It isn’t much of a secret that I’ve been without Internet for the better part of a week. I think I made that point relatively clear in several subtle ways via the social media sphere. Eloquently, even.
Okay, okay…I was a whiny little bitch.
I’ll start from the beginning. After the big move from the house that I’d called home for three years to…an apartment, I decided to go with a company my brother and I used before – Frontier Communications. What I failed to take into account was that the Internet option we used was a direct line to their fiberoptic network – FiOS. The result: Screaming speeds. I was a YouTube-devouring mo-fo for well over a year. Sometimes at the sacrifice of productivity.
At my new apartment complex, we were nowhere near any fiberoptic network. The only option was cable broadband – which I couldn’t afford – or…well, a bunch of other options I couldn’t afford. So, I backpedaled to DSL and hoped for the best. I didn’t realize how spoiled I’d become. Troubles started from Day 1.
First: When I signed up the new account, I didn’t make sure the information they took down was correct. They misspelled my name – horribly. I’ve seen and heard every permutation of “Geoffrey” there is…”Jeffery” was a new one. Not even the J-folk spell it that way.
Second: I failed to realize that our apartment complex had some sort of handshake deal with Comcast. The building’s wiring was tailored to suit their cable broadband. Hell, a Comcast Xfinity truck had a car port near mine – seriously. As a result, the DSL signal that Frontier piped to us got waterlogged.
A really knowledgeable tech came out and jury-rigged something to get it working. All was well for about two days. Then the connection went kaput. I secretly believe it was because I used the word “throttle” on Twitter, and that pissed ‘em off. But that’s just paranoia talkin’.
After some attempted modem-juggling, I played phone tag with their tech support. They were about as helpful as plywood. I decided to call the technician directly, and he promptly forwarded the request for immediate assistance. Someone came out later that week, jury-rigged something again, and it’s been working well(-ish?) since. So, Frontier eventually did pay off.
The only reason I maintained my sanity throughout the blackout was…well…good black tea. Let’s face it, moving is stressful, inconsistent, and jarring. I’m a creature of habit, patterns, and highly resistant to change. When even the most basic routine is disrupted, the rest of my tenuous mental/emotional balance topples with it. In this case, regular access to whining about things in writing…on the Internet.
I kept my tea-ing consistent for the whole week. For the ordeal, I went with my trusty sample pack of Nepali Tea Traders Himalayan Gold. I didn’t think it would hold out for the long haul, but there was enough for two pints every morning. For six days.

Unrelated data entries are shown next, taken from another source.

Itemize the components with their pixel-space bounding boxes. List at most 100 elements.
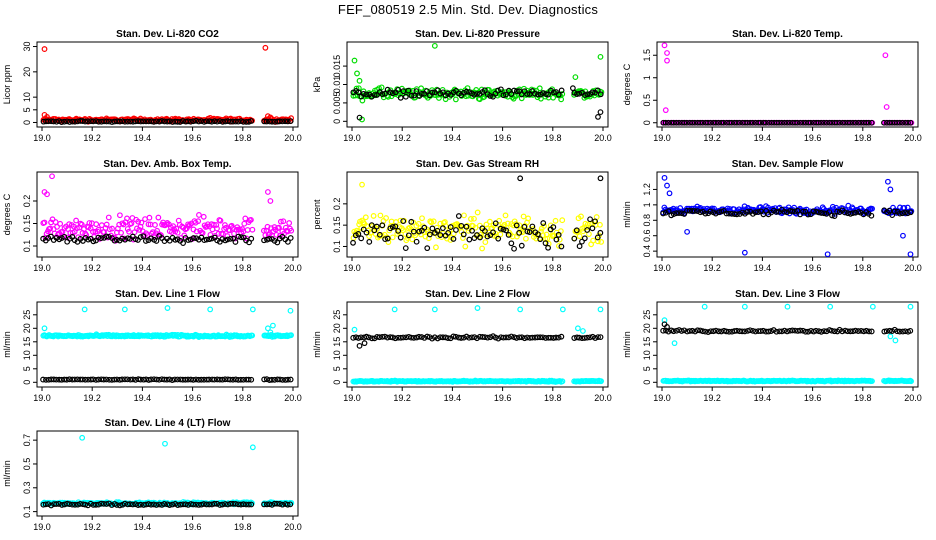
- data-point: [691, 208, 698, 214]
- data-point: [492, 220, 499, 227]
- data-point: [553, 236, 560, 243]
- data-point: [279, 118, 286, 125]
- data-point: [702, 210, 709, 217]
- data-point: [781, 327, 788, 334]
- data-point: [48, 118, 55, 125]
- data-point: [232, 239, 239, 245]
- data-point: [784, 119, 791, 126]
- data-point: [773, 328, 780, 335]
- data-point: [434, 227, 441, 234]
- data-point: [356, 114, 363, 121]
- y-tick-label: 0.015: [332, 55, 342, 78]
- data-point: [860, 328, 867, 335]
- x-tick-label: 19.6: [184, 133, 202, 143]
- series-light: [40, 434, 295, 508]
- data-point: [694, 208, 701, 215]
- data-point: [813, 327, 819, 334]
- data-point: [214, 376, 221, 383]
- data-point: [146, 214, 153, 221]
- chart-panel-6: Stan. Dev. Sample Flow ml/min 19.0 19.2 19.4…: [622, 159, 922, 273]
- data-point: [500, 334, 507, 341]
- data-point: [227, 376, 234, 383]
- data-point: [523, 235, 529, 242]
- data-point: [376, 231, 383, 238]
- data-point: [863, 119, 870, 126]
- data-point: [869, 378, 875, 385]
- data-point: [177, 119, 184, 125]
- data-point: [124, 376, 131, 383]
- data-point: [421, 334, 428, 341]
- data-point: [781, 119, 788, 126]
- data-point: [705, 119, 711, 126]
- data-point: [482, 334, 488, 341]
- data-point: [513, 88, 520, 95]
- data-point: [558, 243, 565, 250]
- data-point: [384, 235, 391, 242]
- data-point: [74, 501, 81, 508]
- data-point: [576, 334, 583, 341]
- data-point: [578, 213, 584, 220]
- data-point: [689, 327, 696, 334]
- data-point: [490, 229, 496, 236]
- data-point: [249, 226, 256, 233]
- data-point: [166, 376, 173, 383]
- data-point: [200, 501, 207, 507]
- data-point: [214, 118, 221, 125]
- data-point: [410, 228, 417, 235]
- data-point: [174, 376, 181, 383]
- data-point: [284, 501, 291, 508]
- data-point: [498, 86, 504, 93]
- data-point: [516, 229, 523, 236]
- data-point: [671, 340, 678, 347]
- data-point: [411, 92, 418, 99]
- data-point: [521, 223, 528, 230]
- panel-title: Stan. Dev. Li-820 Temp.: [732, 29, 843, 40]
- data-point: [41, 219, 48, 226]
- data-point: [54, 223, 60, 230]
- data-point: [106, 233, 112, 240]
- data-point: [245, 376, 252, 383]
- data-point: [536, 85, 543, 92]
- y-tick-label: 15: [642, 337, 652, 347]
- data-point: [224, 233, 231, 239]
- plot-frame: [346, 301, 609, 388]
- data-point: [93, 376, 99, 383]
- data-point: [455, 213, 462, 219]
- data-point: [164, 118, 171, 125]
- y-axis-label: ml/min: [2, 331, 12, 358]
- data-point: [583, 224, 590, 231]
- data-point: [232, 500, 239, 507]
- data-point: [95, 226, 102, 233]
- data-point: [82, 118, 89, 125]
- data-point: [597, 306, 604, 313]
- data-point: [597, 175, 604, 182]
- series-dark: [40, 117, 294, 125]
- data-point: [248, 118, 255, 124]
- x-tick-label: 19.8: [854, 263, 872, 273]
- data-point: [661, 42, 668, 49]
- data-point: [397, 94, 404, 101]
- data-point: [697, 209, 704, 216]
- data-point: [896, 328, 903, 335]
- data-point: [148, 501, 154, 508]
- data-point: [135, 376, 142, 383]
- x-tick-label: 20.0: [904, 393, 922, 403]
- data-point: [153, 376, 160, 383]
- series-dark: [350, 333, 604, 349]
- main-title: FEF_080519 2.5 Min. Std. Dev. Diagnostic…: [337, 2, 599, 17]
- data-point: [474, 91, 480, 97]
- data-point: [392, 335, 399, 342]
- data-point: [535, 91, 541, 98]
- x-tick-label: 19.2: [83, 263, 101, 273]
- data-point: [823, 328, 830, 335]
- data-point: [395, 86, 402, 93]
- data-point: [421, 224, 428, 231]
- data-point: [689, 119, 696, 126]
- panel-title: Stan. Dev. Line 2 Flow: [425, 289, 530, 300]
- data-point: [762, 119, 769, 126]
- data-point: [66, 501, 73, 508]
- data-point: [437, 90, 444, 97]
- data-point: [749, 119, 756, 126]
- data-point: [826, 209, 833, 216]
- x-tick-label: 19.6: [494, 393, 512, 403]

The leaves were an interesting menagerie of browns, beiges, and charcoal. But the ones that stood out the most were the gold-tipped – true to the moniker. Their aroma was equally as golden – honeynut with a shade of muscatel character, like a Dian Hong fused with a Darjeeling. The liquor brewed up a rather light crimson with a bit of a sweet note on aroma. Taste-wise…I was a little shocked. This resembled a medium-bodied, low-altitude Ceylon – only more sweet than floral. It was definitely orange pekoe-ish through-and-through.
The real joy of this Nepalese gem, though, was that it could put up with scatterbrained neglect. There were many mornings and afternoons – as I pondered a life without consistent connection to the e-world – where I forgot about the pint I was steeping. It held up to several ten-minute steeps, and infused a good two times after. Hearty suckers, they were.
As I write this, Internet has been restored. My fingers are still crossed. And I have a good two-pint stash of Himalayan Gold for the following morning. Things could be worse, but just in case…I have a flash drive and a flask for back-up.